My Favorite Make-Ahead Menu Items

I recently wrote about Sunday food prep, and I thought if you were going to take the plunge you might want a few more ideas for what, exactly, to make.

Here are some of my favorite ideas:

  • Bean burritos. The variations here are endless, and they freeze incredibly well, so you can make as many as you want and be sure they’ll keep for whenever you need them. I like to use whole wheat tortillas, fat free refried beans, chopped onions, and various mix-ins like shredded cheddar, hot sauce or enchilada sauce, and even other veggies like spinach or a protein like chicken.

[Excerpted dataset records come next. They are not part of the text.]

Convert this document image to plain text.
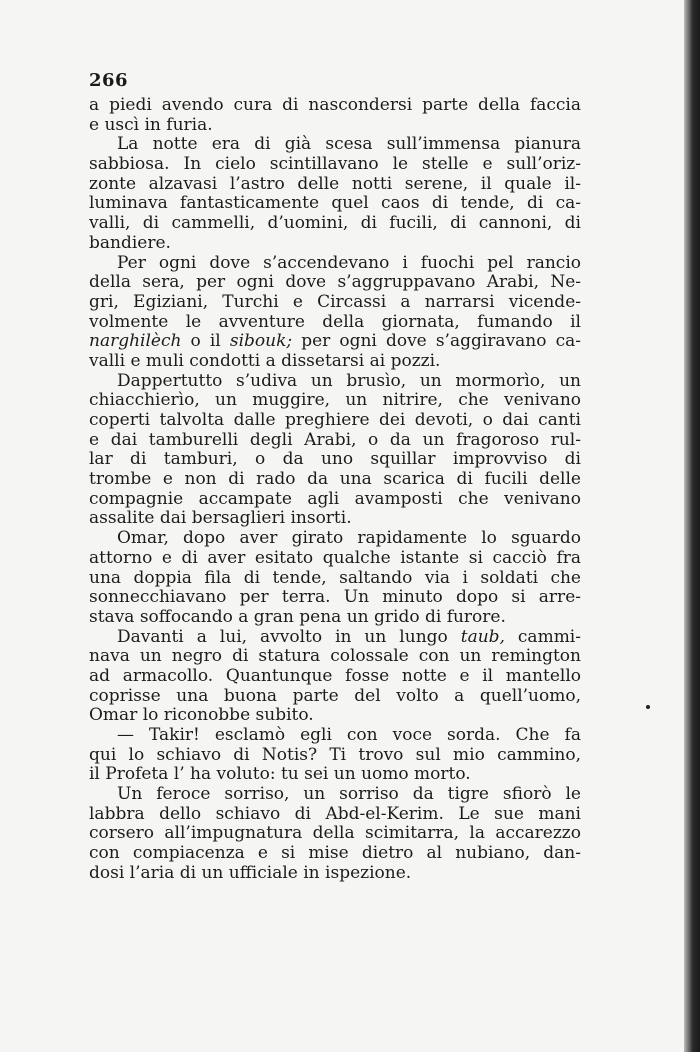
266
a piedi avendo cura di nascondersi parte della faccia
e uscì in furia.
La notte era di già scesa sull’immensa pianura
sabbiosa. In cielo scintillavano le stelle e sull’oriz-
zonte alzavasi l’astro delle notti serene, il quale il-
luminava fantasticamente quel caos di tende, di ca-
valli, di cammelli, d’uomini, di fucili, di cannoni, di
bandiere.
Per ogni dove s’accendevano i fuochi pel rancio
della sera, per ogni dove s’aggruppavano Arabi, Ne-
gri, Egiziani, Turchi e Circassi a narrarsi vicende-
volmente le avventure della giornata, fumando il
narghilèch o il sibouk; per ogni dove s’aggiravano ca-
valli e muli condotti a dissetarsi ai pozzi.
Dappertutto s’udiva un brusìo, un mormorìo, un
chiacchierìo, un muggire, un nitrire, che venivano
coperti talvolta dalle preghiere dei devoti, o dai canti
e dai tamburelli degli Arabi, o da un fragoroso rul-
lar di tamburi, o da uno squillar improvviso di
trombe e non di rado da una scarica di fucili delle
compagnie accampate agli avamposti che venivano
assalite dai bersaglieri insorti.
Omar, dopo aver girato rapidamente lo sguardo
attorno e di aver esitato qualche istante si cacciò fra
una doppia fila di tende, saltando via i soldati che
sonnecchiavano per terra. Un minuto dopo si arre-
stava soffocando a gran pena un grido di furore.
Davanti a lui, avvolto in un lungo taub, cammi-
nava un negro di statura colossale con un remington
ad armacollo. Quantunque fosse notte e il mantello
coprisse una buona parte del volto a quell’uomo,
Omar lo riconobbe subito.
— Takir! esclamò egli con voce sorda. Che fa
qui lo schiavo di Notis? Ti trovo sul mio cammino,
il Profeta l’ ha voluto: tu sei un uomo morto.
Un feroce sorriso, un sorriso da tigre sfiorò le
labbra dello schiavo di Abd-el-Kerim. Le sue mani
corsero all’impugnatura della scimitarra, la accarezzo
con compiacenza e si mise dietro al nubiano, dan-
dosi l’aria di un ufficiale in ispezione.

  • Soups and stews! I get excited talking about this, which is why I’ve used an exclamation point. Now that the cold weather is upon us (well, the unfortunate among us), soups and stews are probably already on your mind. I like to make anything that has a ton of veggies and beans in it, but you make whatever suits you best. Definitely double the recipe and freeze a batch for an easy meal down the road!

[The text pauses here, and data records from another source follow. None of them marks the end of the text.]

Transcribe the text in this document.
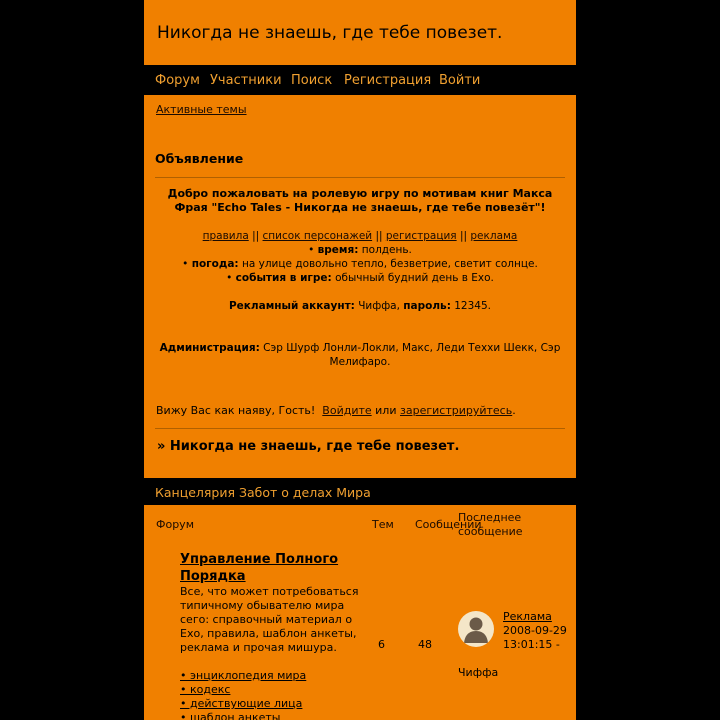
Никогда не знаешь, где тебе повезет.
Форум Участники Поиск Регистрация Войти
Активные темы
Объявление
Добро пожаловать на ролевую игру по мотивам книг Макса Фрая "Echo Tales - Никогда не знаешь, где тебе повезёт"!
правила || список персонажей || регистрация || реклама
• время: полдень.
• погода: на улице довольно тепло, безветрие, светит солнце.
• события в игре: обычный будний день в Ехо.
Рекламный аккаунт: Чиффа, пароль: 12345.
Администрация: Сэр Шурф Лонли-Локли, Макс, Леди Теххи Шекк, Сэр Мелифаро.
Вижу Вас как наяву, Гость! Войдите или зарегистрируйтесь.
» Никогда не знаешь, где тебе повезет.
Канцелярия Забот о делах Мира
Форум	Тем Сообщений
Последнее сообщение
Управление Полного Порядка
Все, что может потребоваться типичному обывателю мира сего: справочный материал о Ехо, правила, шаблон анкеты, реклама и прочая мишура.
• энциклопедия мира
• кодекс
• действующие лица
• шаблон анкеты
6	48
Реклама
2008-09-29 13:01:15 -
Чиффа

  • Pot pies. This is another meal that’s great for the colder weather, can be filled with healthy, wholesome ingredients, can be made ahead of time, and can also be frozen. What’s not to like about that? I’m usually far too lazy to actually make a pie crust, so I either buy a frozen whole grain one or, my newest thing is to use a casserole dish, double the filling recipe, and plop whole wheat drop biscuit dough on top before sticking the entire thing in the oven.
  • Bean burgers, spinach burgers, meat burgers. Really any burger. It’s so easy to make a big batch of whatever suits you and then freeze half and save the other half to eat for the week. This is a great and sneaky way to add veggies into your day if you task yourself with topping the burger with lettuce, tomato, and onion, and eat roasted veggies on the side.

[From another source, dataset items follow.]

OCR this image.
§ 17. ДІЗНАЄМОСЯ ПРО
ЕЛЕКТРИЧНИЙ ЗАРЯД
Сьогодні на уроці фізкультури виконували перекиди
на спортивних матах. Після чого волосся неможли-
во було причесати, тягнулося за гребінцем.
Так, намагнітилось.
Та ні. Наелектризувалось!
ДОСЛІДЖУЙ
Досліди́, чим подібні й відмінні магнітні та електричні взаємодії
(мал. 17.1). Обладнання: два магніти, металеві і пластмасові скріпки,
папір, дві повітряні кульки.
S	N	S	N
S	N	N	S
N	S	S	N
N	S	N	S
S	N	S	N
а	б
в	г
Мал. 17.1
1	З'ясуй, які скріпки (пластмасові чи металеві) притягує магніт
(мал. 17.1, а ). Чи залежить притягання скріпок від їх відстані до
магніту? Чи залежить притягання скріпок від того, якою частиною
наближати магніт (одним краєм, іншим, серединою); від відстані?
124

  • Speaking of that: Roasted veggies. Did you know that every single vegetable tastes 1 million percent better when it’s roasted? Fact. When I learned this, it was like I could hear the angels singing at dinner time. Now my husband actually requests vegetables. Yup, it could happen to you, too. There are tons of recipes out there, but I just toss whatever I’m roasting (carrots, sweet potatoes, regular old potatoes, onions, broccoli, cauliflower, Brussels sprouts) with extra virgin olive oil, salt, and pepper, and cook in an oven heated to 400-425 until the veggies are done, usually in 20-25 minutes, depending on how small the pieces are.
  • Baked potatoes. I remember that when I was a kid my very favorite spot in the mall was the baked potato place in the food court. (Yes, there were available toppings, they didn’t serve only baked potatoes.) Now as a grown up I still love a good baked potato, and you can create a whole meal out of a baked sweet or regular potato if you know how to top it, and it’s so, so easy to cook a big batch of them ahead of time. When meal time comes around, try topping them with roasted broccoli and Greek yogurt and some shredded cheese or with black beans, salsa, and avocado.